Единственной полезной особенностью колдунов была невозможность определить их в толпе людей, в отличие от волшебников, которые для видящих буквально сияли, даже такие слабые, как местный трактирщик. Даже выгоревших, вроде самого Дмитрия, можно было легко отличить от неодарённых – если знать, куда именно смотреть.

Но колдуны существовали и кое-что могли, это было известно и доказано. А вот про чжурских шаманов ходили только многочисленные слухи, и верить в наличие у дикарей хоть какой-то силы не приходилось. Так что и предположение об участии колдуна Косоруков принял с осторожностью.

Если шаман каким-то чудом угадал, это ничего не меняло. Бросать всё и мчаться срочно вычислять колдуна Дмитрий всё равно не собирался. А если соврал и придумал, то… в общем-то, это точно так же ничего не меняло. Тем более даже шаман не утверждал, что колдун – убийца.

Но как бы ни сомневался Дмитрий в талантах чжура, а мысль о колдуне всё равно зацепила. Сложно сказать, чем именно. Наверное, тем, что злобный колдун прекрасно вписывался в местную сказочную действительность, и только его одного и не хватало для полного комплекта суеверий. Поэтому Косоруков невольно задумался.

Что мог делать здесь колдун и что колдовать? Дмитрий знал о возможностях колдунов не так уж много и уверенно рассуждать об этом предмете не мог. Мог ли он приманить или отпугнуть упырей? Если приманил, это было на руку убийце, и, вероятнее всего, убил тоже он. Если отпугнул – это объясняло, почему те не покончили с трупом, но не отвечало на вопрос, почему он никому ничего не сказал. К трупу-то никто не спускался!

Но это если колдун вообще существовал. А если всё проще и это шаман убил Шалюкова? А теперь пытается свалить вину на вымышленного злодея.
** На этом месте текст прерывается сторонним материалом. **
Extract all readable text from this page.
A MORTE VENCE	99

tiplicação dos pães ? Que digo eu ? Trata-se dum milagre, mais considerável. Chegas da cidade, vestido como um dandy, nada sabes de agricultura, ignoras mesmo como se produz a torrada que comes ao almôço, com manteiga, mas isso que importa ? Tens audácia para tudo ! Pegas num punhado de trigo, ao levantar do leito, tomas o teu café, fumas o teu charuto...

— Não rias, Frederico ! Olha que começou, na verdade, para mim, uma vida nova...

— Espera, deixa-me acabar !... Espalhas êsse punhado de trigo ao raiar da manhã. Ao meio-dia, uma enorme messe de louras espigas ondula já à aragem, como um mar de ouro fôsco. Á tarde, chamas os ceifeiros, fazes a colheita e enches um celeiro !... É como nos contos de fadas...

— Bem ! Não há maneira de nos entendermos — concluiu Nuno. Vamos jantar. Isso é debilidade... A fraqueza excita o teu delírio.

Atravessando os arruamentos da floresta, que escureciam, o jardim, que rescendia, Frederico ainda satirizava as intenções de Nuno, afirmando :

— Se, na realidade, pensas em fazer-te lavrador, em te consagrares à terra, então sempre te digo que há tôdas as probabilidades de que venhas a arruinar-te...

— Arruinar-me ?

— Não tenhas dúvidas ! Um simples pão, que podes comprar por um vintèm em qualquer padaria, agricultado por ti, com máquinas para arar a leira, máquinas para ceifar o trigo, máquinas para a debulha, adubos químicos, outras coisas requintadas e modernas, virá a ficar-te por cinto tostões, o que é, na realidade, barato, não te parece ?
Хорошая версия, только придумать мотив для желтокожего Косоруков не мог, даже подключив всю свою фантазию. Если это был какой-то дикарский ритуал, то он должен был оставить следы на теле и камнях, а не только дробь внутри него и упыриные укусы.

Да и возможный мотив колдуна тоже вызывает вопросы. Разве что Шалюков нарушил какой-то важный ритуал и именно за это был убит?

Вдруг лошадь, сбив всадника с мысли, тревожно всхрапнула, дёрнулась и попятилась, мотая головой и востря уши.

– Тьфу, волчья сыть! – отчего-то по-сказочному ругнулся себе под нос Дмитрий и подобрал повод покороче. – Чего ты?

Рядом остановился, нервно приплясывая на месте, жеребец Анны.

– Медведь, – сообщила глазастая девушка и кивнула вперёд и в сторону.

Здесь дорогу уже теснее обступили скалистые горы, поросшие редколесьем. Бурая медвежья шкура на фоне сухой травы и камней почти терялась, но хищник был слишком близко, чтобы не заметить. Приподнявшись на задних лапах, он стоял, явно присматриваясь к всадникам.

Не сводя с него взгляда, Дмитрий ощупью отстегнул от седла карабин, вскинул его к плечу, но даже прицелиться не сумел: тонкая девичья ладонь подхватила его под цевьё и подняла кверху.

– Сдурел? – сердито нахмурилась приподнявшаяся в стременах, чтобы дотянуться, Анна.

– Пугнуть хотел, – ответил он, но девушка явно уловила неуверенность в голосе.

– Потому и за ружьём полез, револьвера тебе мало?! – возмутилась она. – Никогда не трогай здесь медведей!

– А если он первый начнёт? – уточнил Дмитрий с озадаченным смешком. Рука у градоначальницы оказалась твёрдая, не по-женски сильная – Да пусти, я понял, дай уберу!

– Не начнёт, – уверенно и хмуро огрызнулась Анна, явно не желая переводить всё в шутку. Смотрела она при этом на хищника, а тот не двигался с места, только опустился на все четыре лапы и поднялся вновь, вытянувшись сильнее. – Это медвежий край. Обидишь духа этой земли – в неё ляжешь.